Discover the CERN Irradiation Facilities Database

Pierre Pelissou

Posted on 19 December 2023


Screenshot of the CERN irradiation facilities database landing page (

In the framework of the EU-funded AIDA-2020 project, the CERN irradiation facilities database ( was created in 2017 to list in a convenient and user-friendly way the key characteristics of worldwide irradiation facilities. The infrastructures listed in this database are the one of interest to the large High Energy Physics (HEP) community for testing particle detectors prototypes, qualifying electronics components & systems, as well as for characterizing the radiation hardness of materials.

Through the website, users can find a list of useful information ranging from contact persons, available types of beams or radiation fields (photons, electrons, heavy ions, protons, neutrons, and laser-driven beams, etc.) to accessibility, logistic or safety. The CERN database currently comprises 228 facilities. Furthermore, some technical parameters essential for radiation testing are also available as well as details about the test campaign’s preparation, the facility availability and access modalities.

Within RADNEXT Work Package 4 (“Roadmap and pre-design of future irradiation facilities”), one task focuses on updating, extending, and maintaining the wide range of facility data of this CERN database. The current database can be considered as the focal point between users and facilities and intends to pave the way to bring closer industry and research. Thus, the diffusion and promotion of this tool aims to support the development and evolution of the radiation effect community’s needs.

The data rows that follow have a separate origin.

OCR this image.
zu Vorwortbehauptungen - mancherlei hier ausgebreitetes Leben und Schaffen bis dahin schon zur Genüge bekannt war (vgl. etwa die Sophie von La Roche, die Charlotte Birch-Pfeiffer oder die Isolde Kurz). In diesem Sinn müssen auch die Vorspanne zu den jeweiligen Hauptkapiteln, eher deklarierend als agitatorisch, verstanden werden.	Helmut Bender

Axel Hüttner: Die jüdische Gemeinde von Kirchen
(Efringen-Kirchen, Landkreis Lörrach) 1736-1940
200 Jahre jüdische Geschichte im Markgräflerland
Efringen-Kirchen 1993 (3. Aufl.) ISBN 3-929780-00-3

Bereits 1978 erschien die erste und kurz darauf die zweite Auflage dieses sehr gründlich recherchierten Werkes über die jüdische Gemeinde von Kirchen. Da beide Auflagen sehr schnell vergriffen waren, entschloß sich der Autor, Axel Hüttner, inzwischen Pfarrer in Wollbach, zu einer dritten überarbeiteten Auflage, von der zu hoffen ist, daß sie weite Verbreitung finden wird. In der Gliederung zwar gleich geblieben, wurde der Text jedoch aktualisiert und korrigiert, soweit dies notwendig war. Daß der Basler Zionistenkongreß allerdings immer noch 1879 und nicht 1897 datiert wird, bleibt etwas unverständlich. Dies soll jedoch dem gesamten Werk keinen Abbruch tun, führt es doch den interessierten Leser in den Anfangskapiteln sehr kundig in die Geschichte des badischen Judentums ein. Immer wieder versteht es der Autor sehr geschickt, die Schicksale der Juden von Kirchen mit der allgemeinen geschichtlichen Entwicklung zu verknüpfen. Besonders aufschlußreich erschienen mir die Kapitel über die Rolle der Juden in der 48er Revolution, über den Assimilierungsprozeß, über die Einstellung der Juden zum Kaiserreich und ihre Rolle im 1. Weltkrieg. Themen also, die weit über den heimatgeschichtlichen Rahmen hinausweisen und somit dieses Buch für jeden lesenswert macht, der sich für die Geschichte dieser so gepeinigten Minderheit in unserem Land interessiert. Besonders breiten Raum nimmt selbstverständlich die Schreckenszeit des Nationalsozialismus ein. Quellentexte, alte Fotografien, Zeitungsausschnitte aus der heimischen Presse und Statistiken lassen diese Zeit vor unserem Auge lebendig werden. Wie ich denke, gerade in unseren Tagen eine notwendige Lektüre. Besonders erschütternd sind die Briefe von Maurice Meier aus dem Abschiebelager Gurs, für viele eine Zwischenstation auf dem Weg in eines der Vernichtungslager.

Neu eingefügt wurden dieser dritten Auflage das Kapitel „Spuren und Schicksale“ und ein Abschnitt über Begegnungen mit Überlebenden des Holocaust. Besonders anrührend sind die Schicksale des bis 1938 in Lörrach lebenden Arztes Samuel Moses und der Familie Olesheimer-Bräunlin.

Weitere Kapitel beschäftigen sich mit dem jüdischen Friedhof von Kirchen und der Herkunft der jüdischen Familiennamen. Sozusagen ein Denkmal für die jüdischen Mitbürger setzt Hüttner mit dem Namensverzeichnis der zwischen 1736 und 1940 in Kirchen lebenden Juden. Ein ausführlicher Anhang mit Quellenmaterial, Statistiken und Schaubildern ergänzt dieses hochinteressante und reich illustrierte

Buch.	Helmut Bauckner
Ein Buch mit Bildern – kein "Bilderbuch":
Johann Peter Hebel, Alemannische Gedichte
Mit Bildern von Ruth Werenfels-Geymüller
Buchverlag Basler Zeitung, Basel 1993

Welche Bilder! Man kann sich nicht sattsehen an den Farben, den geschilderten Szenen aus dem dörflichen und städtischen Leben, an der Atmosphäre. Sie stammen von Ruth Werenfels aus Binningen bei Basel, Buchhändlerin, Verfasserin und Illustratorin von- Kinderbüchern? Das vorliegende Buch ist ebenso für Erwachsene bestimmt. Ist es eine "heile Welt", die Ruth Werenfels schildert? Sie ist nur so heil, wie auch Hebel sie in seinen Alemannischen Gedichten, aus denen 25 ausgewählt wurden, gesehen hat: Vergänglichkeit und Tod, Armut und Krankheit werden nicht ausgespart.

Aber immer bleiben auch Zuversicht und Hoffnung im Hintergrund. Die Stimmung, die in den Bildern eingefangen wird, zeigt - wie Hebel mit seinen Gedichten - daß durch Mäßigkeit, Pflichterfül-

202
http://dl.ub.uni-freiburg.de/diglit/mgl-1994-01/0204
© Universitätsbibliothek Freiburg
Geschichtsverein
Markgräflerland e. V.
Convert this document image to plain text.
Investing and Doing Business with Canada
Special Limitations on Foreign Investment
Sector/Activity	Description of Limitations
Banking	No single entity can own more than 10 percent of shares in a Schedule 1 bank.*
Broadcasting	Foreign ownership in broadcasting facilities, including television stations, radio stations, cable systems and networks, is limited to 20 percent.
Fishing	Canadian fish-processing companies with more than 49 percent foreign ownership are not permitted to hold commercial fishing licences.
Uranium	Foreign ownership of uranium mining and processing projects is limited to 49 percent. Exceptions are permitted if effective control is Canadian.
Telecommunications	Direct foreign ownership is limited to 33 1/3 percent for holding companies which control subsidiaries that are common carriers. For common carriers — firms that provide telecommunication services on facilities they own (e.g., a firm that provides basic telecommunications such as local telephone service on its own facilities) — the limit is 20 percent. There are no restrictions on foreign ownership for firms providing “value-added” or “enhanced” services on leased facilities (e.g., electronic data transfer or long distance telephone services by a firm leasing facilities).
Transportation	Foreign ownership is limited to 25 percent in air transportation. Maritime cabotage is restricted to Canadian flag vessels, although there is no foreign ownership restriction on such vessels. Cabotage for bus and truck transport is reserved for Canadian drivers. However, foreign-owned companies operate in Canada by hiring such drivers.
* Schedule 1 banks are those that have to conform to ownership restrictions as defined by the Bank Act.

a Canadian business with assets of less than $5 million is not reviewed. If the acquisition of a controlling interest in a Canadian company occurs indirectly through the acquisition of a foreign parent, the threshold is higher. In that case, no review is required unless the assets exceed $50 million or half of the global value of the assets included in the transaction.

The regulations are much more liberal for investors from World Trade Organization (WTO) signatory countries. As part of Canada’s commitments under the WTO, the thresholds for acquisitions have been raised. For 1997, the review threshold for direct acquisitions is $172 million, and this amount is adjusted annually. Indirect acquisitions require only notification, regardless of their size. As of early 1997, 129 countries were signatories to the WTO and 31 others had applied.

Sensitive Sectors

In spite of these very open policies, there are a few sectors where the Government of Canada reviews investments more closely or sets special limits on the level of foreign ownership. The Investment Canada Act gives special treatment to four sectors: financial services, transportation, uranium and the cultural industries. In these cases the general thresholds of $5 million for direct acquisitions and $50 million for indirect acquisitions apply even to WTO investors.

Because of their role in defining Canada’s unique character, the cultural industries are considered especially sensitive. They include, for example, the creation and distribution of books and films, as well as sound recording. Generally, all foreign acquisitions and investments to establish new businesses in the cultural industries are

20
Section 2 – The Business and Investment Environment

Moreover, within RADNEXT Work Package 3 (“Transnational access management and harmonization”), the Irradiation Facilities database is used as a basis for the development of the RADNEXT Transnational Access (TA) portal. This portal is used for the submission, review, and follow-up of RADNEXT Transnational access experiment proposals as well as for the assignment of a RADNEXT facility and beam time to the accepted ones.

Within the same Work Package 3 research activities are ongoing, aiming to use state-of-the-art Natural Language Processing and machine learning techniques for providing support in TA proposals assessment and evaluation. With the support of Open Science approach and Open Peer Review data, the intention is to provide a transparent and impartial process and ensure innovation and high-quality of accepted experiments. A PhD thesis “Automatic assessment of High-Energy Physics irradiation experiments” is a part of these endeavours.